В душе открылось одно из редких в жизни мгновений, когда ощущаешь, как чудо, не просто легкость, а удивительную, бесстыдную легкость собственного существования.
Вызывала подозрение сменившая тоску сна в чужом углу невероятная беспечность этого существования.
Все чаще в последнее время, с неутомимой убедительностью приходило и устанавливалось ощущение, что эссенция жизни возникает слоем света и умиротворения в моменты засыпания и пробуждения, как масло всплывает на поверхность вод, глубины которых затаены в закручиваемых водоворотами корнях сновидений, и эссенция протягивалась через все годы его жизни.
Удивительно, как во сне желание славы мирской не проходит, но и не накрывает с головой, словно бы сон с более естественной, чем в реальности, снисходительностью относится к этой жажде славы, зная ей истинную цену.
Странно было, что в эти мгновения, именно в этом месте – с трагической памятью отгремевших сто лет назад событий – душа раскрылась столь живительным движением.
В облаке этого непреходящего ощущения, на еврейском кладбище, у памятника жертвам погрома 1903 года, перед собравшимися несколькими сотнями евреев, с той же легкостью, строгостью, собранностью сказал Орман следующие слова:
«…В эти часы, обозначающие столетие с тех трагических мгновений, когда здесь пролилась кровь безвинных и беззащитных людей, остро и больно напрягаются нити родственной связи, соединяющие нас – прямых потомков тех жертв – с ними.
Эта родословная обязывает многому. Она основана, как говорил поэт Юлиан Тувим, на крови, текущей не в жилах, а из жил. В течение тысячелетий у нас, евреев, была одна печальная привилегия: нас окунали в кровавый Иордан, нас убивали по одной единственной причине: только за то, что мы – евреи.
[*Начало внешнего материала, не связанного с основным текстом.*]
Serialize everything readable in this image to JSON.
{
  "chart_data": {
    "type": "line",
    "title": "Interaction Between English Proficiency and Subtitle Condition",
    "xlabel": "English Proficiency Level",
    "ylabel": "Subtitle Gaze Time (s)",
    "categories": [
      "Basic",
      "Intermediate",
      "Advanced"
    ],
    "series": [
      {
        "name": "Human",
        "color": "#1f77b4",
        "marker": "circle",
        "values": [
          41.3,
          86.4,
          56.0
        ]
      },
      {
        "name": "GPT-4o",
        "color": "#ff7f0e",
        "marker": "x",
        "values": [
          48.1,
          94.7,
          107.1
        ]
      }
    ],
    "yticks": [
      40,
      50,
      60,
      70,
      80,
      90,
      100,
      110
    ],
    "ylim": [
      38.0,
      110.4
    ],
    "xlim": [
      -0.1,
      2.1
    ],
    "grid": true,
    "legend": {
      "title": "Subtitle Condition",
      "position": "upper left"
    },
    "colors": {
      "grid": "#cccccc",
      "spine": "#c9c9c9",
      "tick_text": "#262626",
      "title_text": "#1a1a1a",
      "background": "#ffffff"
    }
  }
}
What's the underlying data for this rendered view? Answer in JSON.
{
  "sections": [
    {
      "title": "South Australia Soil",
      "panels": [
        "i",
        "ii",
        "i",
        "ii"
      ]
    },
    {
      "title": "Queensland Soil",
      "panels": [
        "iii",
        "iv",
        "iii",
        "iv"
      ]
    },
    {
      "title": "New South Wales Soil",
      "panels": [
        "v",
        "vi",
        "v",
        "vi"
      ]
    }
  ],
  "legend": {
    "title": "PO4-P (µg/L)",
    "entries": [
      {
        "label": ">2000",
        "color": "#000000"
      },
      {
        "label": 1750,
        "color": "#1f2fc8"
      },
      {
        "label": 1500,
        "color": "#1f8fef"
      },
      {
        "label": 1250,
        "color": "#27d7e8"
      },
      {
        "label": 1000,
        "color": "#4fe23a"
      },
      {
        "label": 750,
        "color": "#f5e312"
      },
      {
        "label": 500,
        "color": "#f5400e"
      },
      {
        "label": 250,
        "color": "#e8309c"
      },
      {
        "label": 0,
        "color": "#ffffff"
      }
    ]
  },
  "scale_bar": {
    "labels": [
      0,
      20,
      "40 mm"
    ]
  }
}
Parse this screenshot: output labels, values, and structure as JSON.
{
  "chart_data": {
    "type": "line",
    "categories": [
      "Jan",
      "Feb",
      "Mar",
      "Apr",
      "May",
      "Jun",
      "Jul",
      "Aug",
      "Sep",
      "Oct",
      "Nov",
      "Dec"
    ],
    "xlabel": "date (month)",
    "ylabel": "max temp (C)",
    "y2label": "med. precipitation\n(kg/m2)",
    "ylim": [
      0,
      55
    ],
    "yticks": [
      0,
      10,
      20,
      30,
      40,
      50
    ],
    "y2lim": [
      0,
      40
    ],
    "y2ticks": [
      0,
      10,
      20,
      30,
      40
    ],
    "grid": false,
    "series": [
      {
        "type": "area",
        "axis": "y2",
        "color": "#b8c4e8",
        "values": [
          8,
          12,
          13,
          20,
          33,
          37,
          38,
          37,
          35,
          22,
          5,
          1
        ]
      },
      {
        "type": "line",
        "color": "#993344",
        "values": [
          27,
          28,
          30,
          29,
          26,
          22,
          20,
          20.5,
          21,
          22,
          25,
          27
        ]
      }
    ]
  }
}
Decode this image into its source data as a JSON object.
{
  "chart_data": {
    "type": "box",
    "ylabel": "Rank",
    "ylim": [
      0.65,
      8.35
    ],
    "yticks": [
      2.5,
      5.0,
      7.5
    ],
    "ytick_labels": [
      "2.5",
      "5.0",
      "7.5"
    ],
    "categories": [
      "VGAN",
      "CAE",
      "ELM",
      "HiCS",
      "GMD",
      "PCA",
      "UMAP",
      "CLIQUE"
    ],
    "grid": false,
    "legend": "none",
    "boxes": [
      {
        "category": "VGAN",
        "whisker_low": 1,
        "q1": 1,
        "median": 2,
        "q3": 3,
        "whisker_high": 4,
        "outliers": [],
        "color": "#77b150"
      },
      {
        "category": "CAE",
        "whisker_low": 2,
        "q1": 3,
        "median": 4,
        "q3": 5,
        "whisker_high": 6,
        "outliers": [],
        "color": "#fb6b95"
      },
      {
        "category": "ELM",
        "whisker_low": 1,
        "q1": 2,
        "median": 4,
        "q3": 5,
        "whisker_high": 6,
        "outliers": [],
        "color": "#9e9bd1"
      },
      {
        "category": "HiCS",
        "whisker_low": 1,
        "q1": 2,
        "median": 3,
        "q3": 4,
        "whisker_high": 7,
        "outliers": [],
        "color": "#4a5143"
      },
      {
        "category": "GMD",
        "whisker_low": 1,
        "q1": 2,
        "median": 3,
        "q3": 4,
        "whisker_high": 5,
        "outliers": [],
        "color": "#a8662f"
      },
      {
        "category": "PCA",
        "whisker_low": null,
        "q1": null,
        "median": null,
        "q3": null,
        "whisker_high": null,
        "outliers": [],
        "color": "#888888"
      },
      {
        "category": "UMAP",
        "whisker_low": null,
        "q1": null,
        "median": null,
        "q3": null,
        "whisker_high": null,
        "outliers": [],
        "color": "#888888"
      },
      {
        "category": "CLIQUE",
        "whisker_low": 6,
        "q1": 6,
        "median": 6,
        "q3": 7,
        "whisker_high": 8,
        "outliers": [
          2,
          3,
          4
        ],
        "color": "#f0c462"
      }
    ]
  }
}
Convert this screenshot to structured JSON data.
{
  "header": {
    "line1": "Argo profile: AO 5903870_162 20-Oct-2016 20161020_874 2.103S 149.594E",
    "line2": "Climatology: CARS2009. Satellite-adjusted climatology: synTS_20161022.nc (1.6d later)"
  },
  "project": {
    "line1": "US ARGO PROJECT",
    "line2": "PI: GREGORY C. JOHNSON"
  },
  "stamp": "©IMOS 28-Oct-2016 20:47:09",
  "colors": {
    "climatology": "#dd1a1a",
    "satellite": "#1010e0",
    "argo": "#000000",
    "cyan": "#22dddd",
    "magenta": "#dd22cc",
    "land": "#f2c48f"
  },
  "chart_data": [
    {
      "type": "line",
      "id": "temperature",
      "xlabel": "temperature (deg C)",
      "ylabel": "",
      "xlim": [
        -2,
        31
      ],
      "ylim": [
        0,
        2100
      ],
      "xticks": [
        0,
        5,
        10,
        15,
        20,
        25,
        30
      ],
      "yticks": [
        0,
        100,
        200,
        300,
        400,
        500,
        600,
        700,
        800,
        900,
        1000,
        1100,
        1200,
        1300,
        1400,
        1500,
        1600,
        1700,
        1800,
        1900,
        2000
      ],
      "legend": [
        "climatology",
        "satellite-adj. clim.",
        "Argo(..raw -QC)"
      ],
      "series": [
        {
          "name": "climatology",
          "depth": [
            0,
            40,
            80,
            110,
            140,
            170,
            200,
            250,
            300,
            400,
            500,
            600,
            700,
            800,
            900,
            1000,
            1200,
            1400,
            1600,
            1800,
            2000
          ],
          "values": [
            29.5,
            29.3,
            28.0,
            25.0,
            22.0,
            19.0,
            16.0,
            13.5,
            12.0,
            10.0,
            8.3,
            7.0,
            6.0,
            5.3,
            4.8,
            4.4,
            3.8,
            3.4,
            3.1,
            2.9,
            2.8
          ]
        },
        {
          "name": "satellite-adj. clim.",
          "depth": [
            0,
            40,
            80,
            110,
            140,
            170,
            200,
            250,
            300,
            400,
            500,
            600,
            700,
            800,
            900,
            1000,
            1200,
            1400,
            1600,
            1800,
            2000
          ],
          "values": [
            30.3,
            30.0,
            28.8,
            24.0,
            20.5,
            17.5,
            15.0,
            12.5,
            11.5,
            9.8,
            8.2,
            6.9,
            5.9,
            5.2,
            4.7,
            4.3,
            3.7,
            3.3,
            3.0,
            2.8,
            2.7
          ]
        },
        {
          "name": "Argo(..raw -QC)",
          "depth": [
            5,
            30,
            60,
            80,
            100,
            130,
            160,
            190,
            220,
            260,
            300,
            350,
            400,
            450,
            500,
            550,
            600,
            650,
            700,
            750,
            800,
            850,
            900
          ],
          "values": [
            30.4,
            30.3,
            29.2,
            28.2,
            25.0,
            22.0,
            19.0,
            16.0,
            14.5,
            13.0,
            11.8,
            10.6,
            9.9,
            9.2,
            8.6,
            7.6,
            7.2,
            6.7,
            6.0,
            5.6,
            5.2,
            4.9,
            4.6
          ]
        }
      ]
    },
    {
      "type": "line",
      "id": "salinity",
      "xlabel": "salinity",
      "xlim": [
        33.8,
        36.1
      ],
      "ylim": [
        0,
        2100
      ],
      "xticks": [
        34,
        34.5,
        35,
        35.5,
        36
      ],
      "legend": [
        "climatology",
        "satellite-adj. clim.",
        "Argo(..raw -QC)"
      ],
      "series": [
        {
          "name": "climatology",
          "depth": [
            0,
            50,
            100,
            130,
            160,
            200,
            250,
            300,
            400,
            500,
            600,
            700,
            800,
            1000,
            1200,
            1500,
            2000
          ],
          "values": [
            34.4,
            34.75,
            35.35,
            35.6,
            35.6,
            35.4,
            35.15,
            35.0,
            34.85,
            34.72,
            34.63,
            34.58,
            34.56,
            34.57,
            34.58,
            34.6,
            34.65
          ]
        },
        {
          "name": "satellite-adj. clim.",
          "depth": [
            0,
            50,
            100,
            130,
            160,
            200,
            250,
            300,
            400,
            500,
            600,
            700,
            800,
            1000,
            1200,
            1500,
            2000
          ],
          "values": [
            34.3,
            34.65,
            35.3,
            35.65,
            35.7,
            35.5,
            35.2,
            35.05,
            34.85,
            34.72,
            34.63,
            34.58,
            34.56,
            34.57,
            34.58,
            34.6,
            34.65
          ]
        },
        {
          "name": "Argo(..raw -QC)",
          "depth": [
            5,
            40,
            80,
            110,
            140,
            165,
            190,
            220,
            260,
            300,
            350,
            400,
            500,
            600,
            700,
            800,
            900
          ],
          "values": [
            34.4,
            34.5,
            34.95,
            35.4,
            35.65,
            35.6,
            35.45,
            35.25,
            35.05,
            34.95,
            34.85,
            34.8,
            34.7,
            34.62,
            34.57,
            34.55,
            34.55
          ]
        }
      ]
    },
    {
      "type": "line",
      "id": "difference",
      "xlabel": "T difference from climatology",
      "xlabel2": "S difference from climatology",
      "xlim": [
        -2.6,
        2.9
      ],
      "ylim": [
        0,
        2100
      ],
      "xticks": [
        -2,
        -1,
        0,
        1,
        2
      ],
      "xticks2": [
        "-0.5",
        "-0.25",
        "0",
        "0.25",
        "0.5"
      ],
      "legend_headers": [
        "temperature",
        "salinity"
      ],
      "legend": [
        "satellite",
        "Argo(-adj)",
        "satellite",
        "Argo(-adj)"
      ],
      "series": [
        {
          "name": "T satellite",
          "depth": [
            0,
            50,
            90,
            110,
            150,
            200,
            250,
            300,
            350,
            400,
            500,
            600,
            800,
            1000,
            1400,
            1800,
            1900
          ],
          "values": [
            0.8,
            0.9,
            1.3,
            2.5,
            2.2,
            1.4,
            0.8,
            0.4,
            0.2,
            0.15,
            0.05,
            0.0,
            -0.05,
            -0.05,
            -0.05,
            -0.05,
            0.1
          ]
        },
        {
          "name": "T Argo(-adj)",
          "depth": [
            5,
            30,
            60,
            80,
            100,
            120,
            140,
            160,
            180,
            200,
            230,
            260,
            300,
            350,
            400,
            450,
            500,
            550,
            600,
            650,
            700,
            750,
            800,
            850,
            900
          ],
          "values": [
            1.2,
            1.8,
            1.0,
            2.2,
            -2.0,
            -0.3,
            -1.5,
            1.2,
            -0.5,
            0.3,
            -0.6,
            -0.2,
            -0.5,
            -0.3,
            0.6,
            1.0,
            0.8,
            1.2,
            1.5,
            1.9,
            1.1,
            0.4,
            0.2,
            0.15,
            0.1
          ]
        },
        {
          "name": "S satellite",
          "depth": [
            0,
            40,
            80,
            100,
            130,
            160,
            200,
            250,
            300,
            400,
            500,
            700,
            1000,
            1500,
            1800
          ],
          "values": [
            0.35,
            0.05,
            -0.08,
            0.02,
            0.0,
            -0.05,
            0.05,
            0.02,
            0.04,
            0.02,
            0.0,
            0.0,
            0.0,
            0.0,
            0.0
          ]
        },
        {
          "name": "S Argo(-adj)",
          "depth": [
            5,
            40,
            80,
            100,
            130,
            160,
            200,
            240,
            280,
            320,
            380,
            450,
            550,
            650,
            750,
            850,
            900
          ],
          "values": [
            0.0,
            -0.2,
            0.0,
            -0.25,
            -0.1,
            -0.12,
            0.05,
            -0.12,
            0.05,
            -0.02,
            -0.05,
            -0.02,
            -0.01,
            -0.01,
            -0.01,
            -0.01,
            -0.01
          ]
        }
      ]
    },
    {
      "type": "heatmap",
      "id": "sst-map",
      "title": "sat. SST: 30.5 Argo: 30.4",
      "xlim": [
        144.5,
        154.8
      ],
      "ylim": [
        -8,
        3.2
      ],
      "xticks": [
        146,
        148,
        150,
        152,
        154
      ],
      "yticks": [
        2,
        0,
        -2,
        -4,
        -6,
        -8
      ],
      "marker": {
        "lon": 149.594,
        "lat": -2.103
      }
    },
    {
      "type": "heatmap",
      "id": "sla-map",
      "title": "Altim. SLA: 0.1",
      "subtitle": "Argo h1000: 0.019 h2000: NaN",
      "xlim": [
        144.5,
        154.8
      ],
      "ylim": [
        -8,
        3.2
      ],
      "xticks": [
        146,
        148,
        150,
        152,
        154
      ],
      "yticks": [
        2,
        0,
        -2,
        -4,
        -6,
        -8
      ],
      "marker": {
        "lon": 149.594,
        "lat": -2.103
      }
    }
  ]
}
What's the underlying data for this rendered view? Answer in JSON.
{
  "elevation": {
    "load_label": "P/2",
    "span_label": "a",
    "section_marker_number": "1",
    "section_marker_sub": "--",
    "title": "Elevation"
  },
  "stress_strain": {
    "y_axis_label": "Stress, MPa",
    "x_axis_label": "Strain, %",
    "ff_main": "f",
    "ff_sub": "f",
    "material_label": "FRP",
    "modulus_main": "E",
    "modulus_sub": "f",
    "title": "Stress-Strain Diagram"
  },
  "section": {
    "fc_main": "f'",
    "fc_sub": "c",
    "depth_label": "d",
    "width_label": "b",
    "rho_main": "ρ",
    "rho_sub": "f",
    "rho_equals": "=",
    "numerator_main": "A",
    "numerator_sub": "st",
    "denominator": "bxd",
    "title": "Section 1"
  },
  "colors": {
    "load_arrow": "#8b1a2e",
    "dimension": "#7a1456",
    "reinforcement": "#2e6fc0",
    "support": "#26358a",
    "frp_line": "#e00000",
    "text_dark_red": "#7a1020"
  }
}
У еврейства в двадцатом веке есть цифровой, как сейчас говорят – дигитальный – код: нестираемые цифры, вытатуированные на руках оставшихся в живых жертв нацизма.
Еврей не был человеком, а номером, который обозначал его место в нескончаемой очереди в крематорий или на расстрел.
В этом городе, в парке Пушкина, на его памятнике написаны строки из его стихотворения, обращенного к поэту древнего Рима Овидию, сосланному в эти края. Овидий был дуновением воздуха, печальной оторванностью от родного края, так понятной душе еврея – «Здесь лирой северной пустыню оглашая…».
Обратная сторона погрома – оглашенное состояние убийц и оглушенное состояние жертв.
Тысячелетиями евреи обречены были в этом оглашенном и оглушенном состоянии жить в пустыне человеческой.
Нобелевский лауреат ивритский писатель Шмуэль Йосеф Агнон в своей речи по случаю присуждения ему премии, сказал, что должен был родиться в Иерусалиме, но римский император Тит несколько изменил эту естественную необходимость. И, разбросанные по всему свету, мы в единый миг, где бы не жили, ощутили укол в сердце, обозначивший возрождение нашего человеческого и национального достоинства – провозглашение государства Израиль.
Этот миг обозначил новую реальность – нас уже нельзя было безнаказанно убивать.
По всему миру пошла гулять шутка о феномене второй половины ХХ-го века: евреи воюют, а немцы борются за мир.
Сегодня, здесь, все мы, евреи и не евреи, члены великой семьи, называемой человечеством, отдаем долг памяти невинно убиенным жертвам погрома.
Сам по себе этот акт является актом раскаяния и покаяния, без которых нас нельзя было бы назвать именем «человек» – существо с «челом века», ибо все мы, живые, в неоплатном долгу перед мертвыми.
Да будет их память благословенна!»
Странное ощущение не покидало Ормана, когда он ходил по местам своей юности и зрелых лет. В неверном утреннем свете стоял он у края пустыря, где в юности его высились дома, на чердаках которых были мастерские художников. Он замер, впервые ощущая себя нездешним, висящим в воздухе, как герои картин Шагала и Феллини.